BeerSmith works by setting the total amount of sugars delivered to the fermentor (Brew House Efficiency or BHE) in your equipment profile.  As you scale your recipe using the same equipment profile, having the same process losses for both batch sizes, the program configures the recipe based upon the brew house efficiency you have in your equipment profile and adjusts the amount of sugars extracted from the grain based upon this number.  Doing so for a smaller batch means that the proportion of process losses (loss to trub and chiller, dead space in mash tun) becomes a greater percentage of the sugars which need to be extracted.  BeerSmith handles this by increasing the sugars extracted during the mash, thus a higher mash efficiency.

In your case, your original recipe is set for 5.5 gallons at a 60% BHE, which means that the amount of sugars extracted during the mash is equivalent to 70% of the sugars available.  if the target gravity at the end is 1.060, you have 5.5 gal at 60 points or 330 gravity (sugar) points into the fermentor.  This is equal to 60% of the sugar points available in the grains, so your grain bill has the potential of 330/60% or 550 points of sugar.  Your mash efficiency is 70%, so your mash delivers 70% * 550 = 385 sugar points and your process loss is 385 - 330 = 65 points of sugar. 

When you scale the recipe to 2.75 gal with the same BHE, you are looking for 2.75 * 60 points = 165 sugar points.  Your process loss is still at 65 points so your extracted sugars from the mash is 230 sugar points.  The scaled grain bill will deliver 165 points / 60% or 275 points of sugar.  Since you are extracting 230 points of this, your mash efficiency is 230/275 or about 84%. 

Normally, I find that the mash efficiency in my different processes changes only slightly between different batch sizes and my BHE takes the hit (or increase).  So when I set up my equipment profiles, I made one for 20 liter batches, one for 16 liter batches and one for 10 liter batches (the three most common sizes I brew) and each has a corresponding BHE which takes into account the effect that the process losses have on each of the batch sizes.
 
Thank you for your detailed explanation.  So Beersmith thinks that I should be getting better efficiency doing smaller batches in the same equipment?  Since I'm getting about the same efficiency, I need to create 2 equipment profiles (one for each target batch size) with different BHEs to "fake out" Beersmith?  This works in practice but it feels like a workaround. 

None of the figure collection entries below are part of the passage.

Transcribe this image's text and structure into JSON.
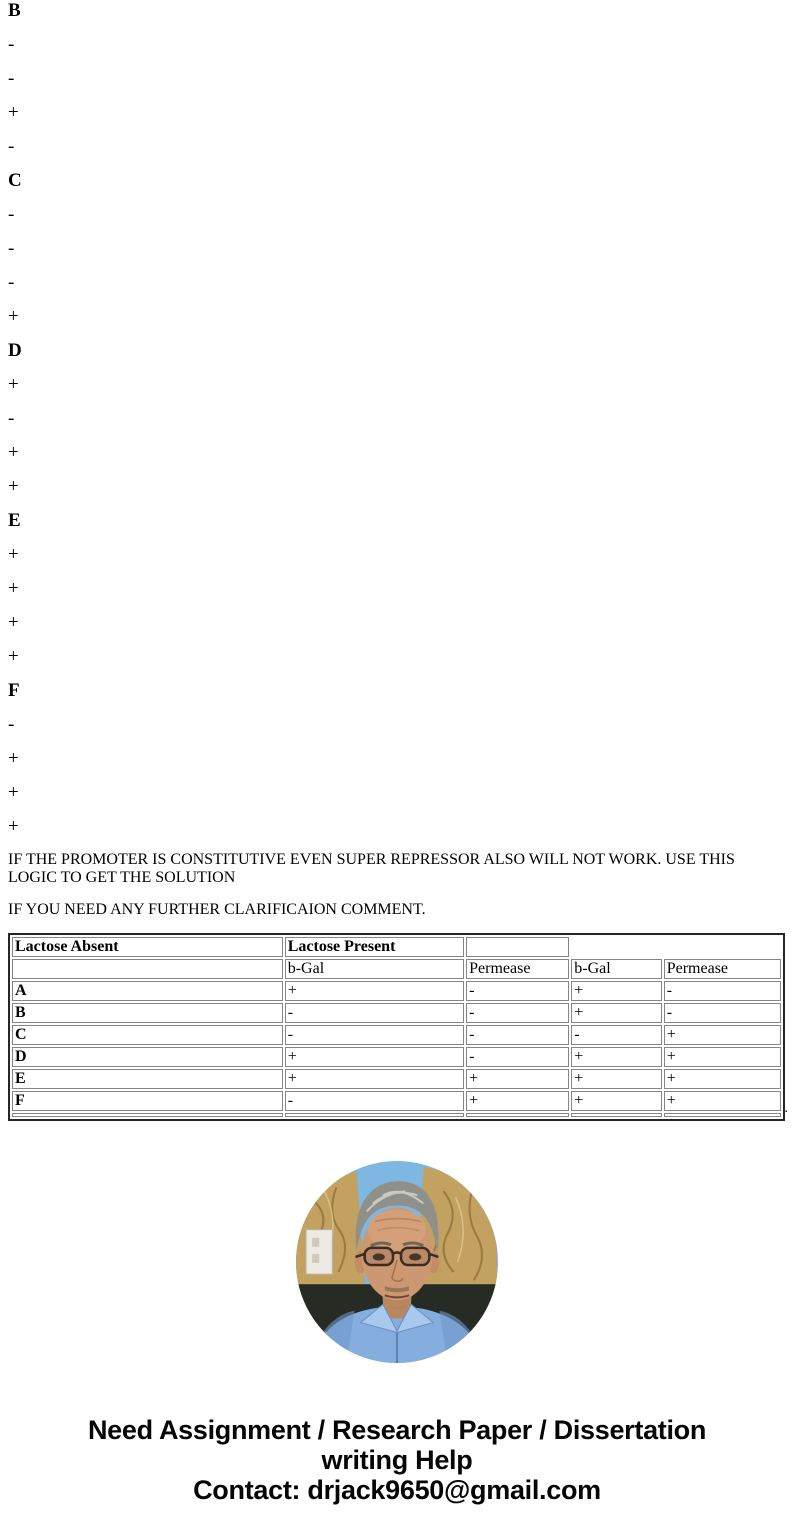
{
  "sequence": [
    {
      "label": "B",
      "bold": true
    },
    {
      "label": "-",
      "bold": false
    },
    {
      "label": "-",
      "bold": false
    },
    {
      "label": "+",
      "bold": false
    },
    {
      "label": "-",
      "bold": false
    },
    {
      "label": "C",
      "bold": true
    },
    {
      "label": "-",
      "bold": false
    },
    {
      "label": "-",
      "bold": false
    },
    {
      "label": "-",
      "bold": false
    },
    {
      "label": "+",
      "bold": false
    },
    {
      "label": "D",
      "bold": true
    },
    {
      "label": "+",
      "bold": false
    },
    {
      "label": "-",
      "bold": false
    },
    {
      "label": "+",
      "bold": false
    },
    {
      "label": "+",
      "bold": false
    },
    {
      "label": "E",
      "bold": true
    },
    {
      "label": "+",
      "bold": false
    },
    {
      "label": "+",
      "bold": false
    },
    {
      "label": "+",
      "bold": false
    },
    {
      "label": "+",
      "bold": false
    },
    {
      "label": "F",
      "bold": true
    },
    {
      "label": "-",
      "bold": false
    },
    {
      "label": "+",
      "bold": false
    },
    {
      "label": "+",
      "bold": false
    },
    {
      "label": "+",
      "bold": false
    }
  ],
  "notes": {
    "promoter_note": "IF THE PROMOTER IS CONSTITUTIVE EVEN SUPER REPRESSOR ALSO WILL NOT WORK. USE THIS LOGIC TO GET THE SOLUTION",
    "clarification_note": "IF YOU NEED ANY FURTHER CLARIFICAION COMMENT."
  },
  "results_table": {
    "header_row1": [
      "Lactose Absent",
      "Lactose Present",
      ""
    ],
    "header_row2": [
      "",
      "b-Gal",
      "Permease",
      "b-Gal",
      "Permease"
    ],
    "rows": [
      {
        "label": "A",
        "values": [
          "+",
          "-",
          "+",
          "-"
        ]
      },
      {
        "label": "B",
        "values": [
          "-",
          "-",
          "+",
          "-"
        ]
      },
      {
        "label": "C",
        "values": [
          "-",
          "-",
          "-",
          "+"
        ]
      },
      {
        "label": "D",
        "values": [
          "+",
          "-",
          "+",
          "+"
        ]
      },
      {
        "label": "E",
        "values": [
          "+",
          "+",
          "+",
          "+"
        ]
      },
      {
        "label": "F",
        "values": [
          "-",
          "+",
          "+",
          "+"
        ]
      }
    ],
    "trailing_period": ".",
    "column_widths_pct": [
      34.4,
      22.8,
      13.1,
      11.5,
      14.9
    ],
    "outer_border_color": "#262626",
    "cell_border_color": "#858585"
  },
  "portrait": {
    "alt": "tutor headshot: elderly man with gray hair and glasses, light blue shirt",
    "colors": {
      "sky": "#7db7e2",
      "curtain": "#c2a161",
      "curtain_pattern": "#7c5c28",
      "dark_band": "#262b23",
      "shirt": "#85aede",
      "collar": "#a9c8ee",
      "skin": "#cc9872",
      "hair": "#90908b"
    }
  },
  "footer": {
    "line1": "Need Assignment / Research Paper / Dissertation",
    "line2": "writing Help",
    "line3": "Contact: drjack9650@gmail.com"
  }
}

Perhaps I just don't have a full understanding of what is going on.  Please let me know if there could be something in my process or in my equipment profile that I should be changing.  Beersmith working like that if I were going from 5 gallons to 10 barrels makes some sense, but seems off to me on such a small homebrew scale.
 
First, BeerSmith does not 'think'.  Once you get that far, it is all in your hands to decide if the model is giving you good information or not.  It only works as well as the information you give it in terms of mimicking your process.

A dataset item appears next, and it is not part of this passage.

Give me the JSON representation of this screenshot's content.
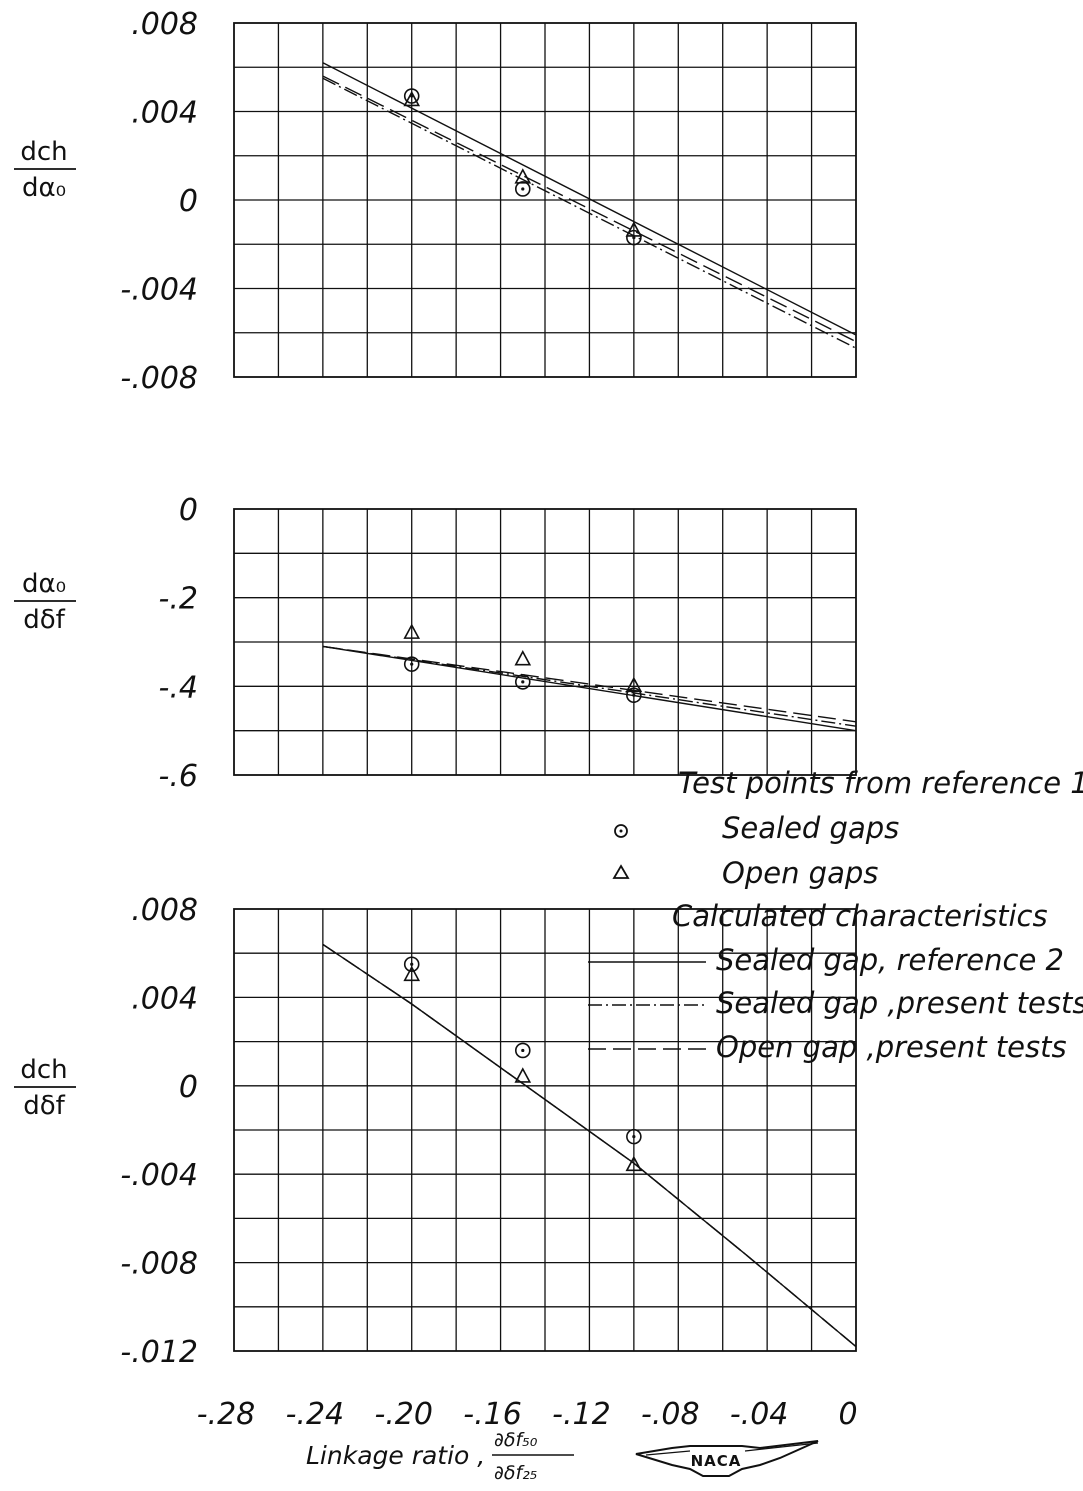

As long as you are keeping the same equipment for small batches as well as your larger batch size, this is how it will work.  Personally, I would prefer to target a fixed Mash efficiency and allow the known  losses to be reflected in a changing BHE, but that is not how the program is written.  Luckily the program allows for multiple equipment profiles which can be set to reflect different batch sizes made using the same set up.  It is not really a 'fake out' of the program.  In the brewing model, there are one too many variables to solve for if you just plug in the grain bill and state the batch size and losses.  One of the two remaining variables: Mash efficiency or BHE MUST be fixed in order for the program to give you the rest of the target numbers.  Brad happened to work with the BHE as the fixed variable.